Corriere del Veneto (Padova e Rovigo)
Gassmann al Lido «Non odiare», film contro il razzismo
La mostra del Cinema L’attore protagonista di «Non odiare», film ambientato a Trieste
Èpiù facile odiare o non odiare? Alessandro Gassmann non ha dubbi: «È più difficile non odiare nella società di oggi. L’odio è stato legalizzato dalla rete, poi si sta trasferendo negli Stati Uniti, ma anche nel nostro Paese in maniera sempre più esplicita e invadente». Al Lido per presentare Non odiare, opera prima di Mauro Mancini in concorso alla Settimana della Critica, Gassmann nel film è Simone Segre, un medico ebreo in una Trieste vitrea, che scava un abisso dentro di sé rinunciando a salvare la vita a un uomo vittima di un incidente, perché sul petto ha tatuata una svastica. Lo spunto per film è un fatto di cronaca accaduto in Germania, con un medico che si era rifiutato di curare un paziente che aveva l’aquila nazista sul petto. Dal 10 settembre sarà nelle sale.
Gassmann, è ancora così importante parlare di razzismo al cinema?

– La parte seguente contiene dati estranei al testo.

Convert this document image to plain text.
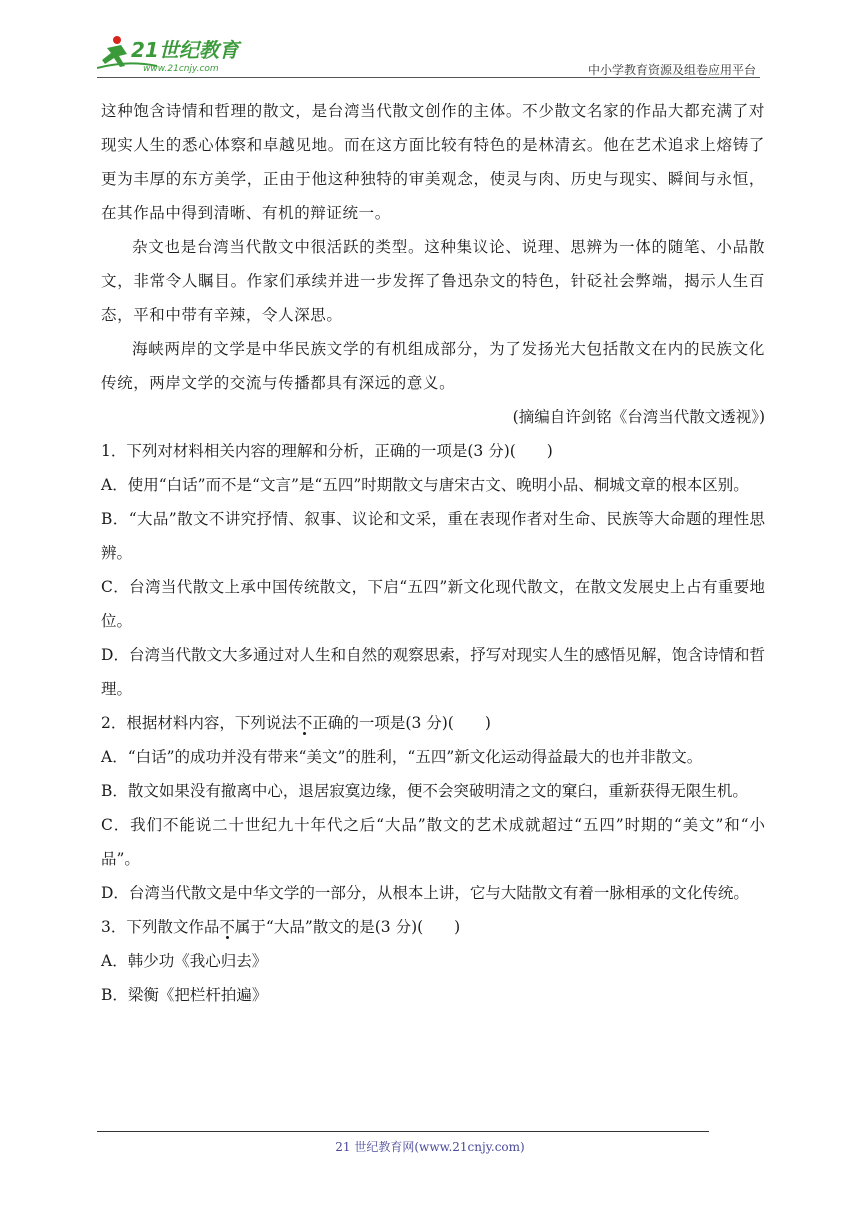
21世纪教育
www.21cnjy.com	中小学教育资源及组卷应用平台

这种饱含诗情和哲理的散文，是台湾当代散文创作的主体。不少散文名家的作品大都充满了对现实人生的悉心体察和卓越见地。而在这方面比较有特色的是林清玄。他在艺术追求上熔铸了更为丰厚的东方美学，正由于他这种独特的审美观念，使灵与肉、历史与现实、瞬间与永恒，在其作品中得到清晰、有机的辩证统一。

杂文也是台湾当代散文中很活跃的类型。这种集议论、说理、思辨为一体的随笔、小品散文，非常令人瞩目。作家们承续并进一步发挥了鲁迅杂文的特色，针砭社会弊端，揭示人生百态，平和中带有辛辣，令人深思。

海峡两岸的文学是中华民族文学的有机组成部分，为了发扬光大包括散文在内的民族文化传统，两岸文学的交流与传播都具有深远的意义。

(摘编自许剑铭《台湾当代散文透视》)

1．下列对材料相关内容的理解和分析，正确的一项是(3 分)(　　)

A．使用“白话”而不是“文言”是“五四”时期散文与唐宋古文、晚明小品、桐城文章的根本区别。

B．“大品”散文不讲究抒情、叙事、议论和文采，重在表现作者对生命、民族等大命题的理性思辨。

C．台湾当代散文上承中国传统散文，下启“五四”新文化现代散文，在散文发展史上占有重要地位。

D．台湾当代散文大多通过对人生和自然的观察思索，抒写对现实人生的感悟见解，饱含诗情和哲理。

2．根据材料内容，下列说法不正确的一项是(3 分)(　　)

A．“白话”的成功并没有带来“美文”的胜利，“五四”新文化运动得益最大的也并非散文。

B．散文如果没有撤离中心，退居寂寞边缘，便不会突破明清之文的窠臼，重新获得无限生机。

C．我们不能说二十世纪九十年代之后“大品”散文的艺术成就超过“五四”时期的“美文”和“小品”。

D．台湾当代散文是中华文学的一部分，从根本上讲，它与大陆散文有着一脉相承的文化传统。

3．下列散文作品不属于“大品”散文的是(3 分)(　　)

A．韩少功《我心归去》

B．梁衡《把栏杆拍遍》

21 世纪教育网(www.21cnjy.com)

«Certo che lo è. E mi fa abbastanza impressione essere qui a Venezia a presentare un film sul razzismo e l’intolleranza a 82 anni esatti dalle leggi razziali, se penso alla devastazione che hanno portato e alla mostruosità della loro portata».
Come in altri film della Mostra, anche qui c’è il tema del rapporto padre-figlio.
«Mio padre nel film è un ebreo deportato nei campi di concentramento. Dentro ci ho messo un po’ della mia storia: mio padre era ebreo da parte di madre; mia nonna dovette cambiare il suo cognome da Ambron a Ambrosi; mio padre si salvò e salvò la famiglia essenzialmente perché era nazionale di pallacanestro e sappiamo quanto il regime apprezzasse la prestanza fisica della razza italica, ma mio padre si è portato dietro per tutta la vita il terrore di quello che visse in quel periodo: non ne parlava e quando fu costretto a mettersi la kippah al matrimonio di mia sorella Vittoria, fu come levare finalmente un velo di paura di dare troppo nell’occhio, perché in automatico gli entrava la pau
ra di essere scoperto come diverso, pericoloso, da eliminare».
Trieste non è stata scelta a caso.
«È una città che ha vissuto l’odio sulla sua pelle, sia da una parte che dall’altra. Credo fosse la città ideale per questo film. È una città che aveva i colori e i silenzi, le ombre che Mauro racconta nella sua storia. Abbiamo lavorato benissimo con la film commission del Friuli-venezia Giulia, era una troupe mista italo-polacca. Trieste ci ha regalato veramente l’atmosfera giusta per raccontare la nostra storia».
Nel film anche il figlio della vittima ha il tatuaggio di una svastica. I giovani si possono salvare dall’odio?
«Si potranno salvare se reagiranno in maniera molto più evidente di quanto non stiano facendo adesso. Penso a Greta Thunberg: la sua reazione ha portato a grandi movimenti. Sicuramente non è sufficiente. E lo dice uno che si occupa di cambiamenti climatici in maniera quasi maniacale. Quello sarà il cambiamento da fare. I giovani devono capire che possono essere meglio di come vengono descritti e sono molto più forti loro».
Lei quell’uomo l’avrebbe salvato?
«Due cugine di mia nonna furono deportate e uccise nei cambi di concentramento. Dentro di me ho una forma di odio nei confronti del nazismo e del razzismo. Ma probabilmente l’avrei salvato. Non odiare sarebbe un bell’undicesimo comandamento».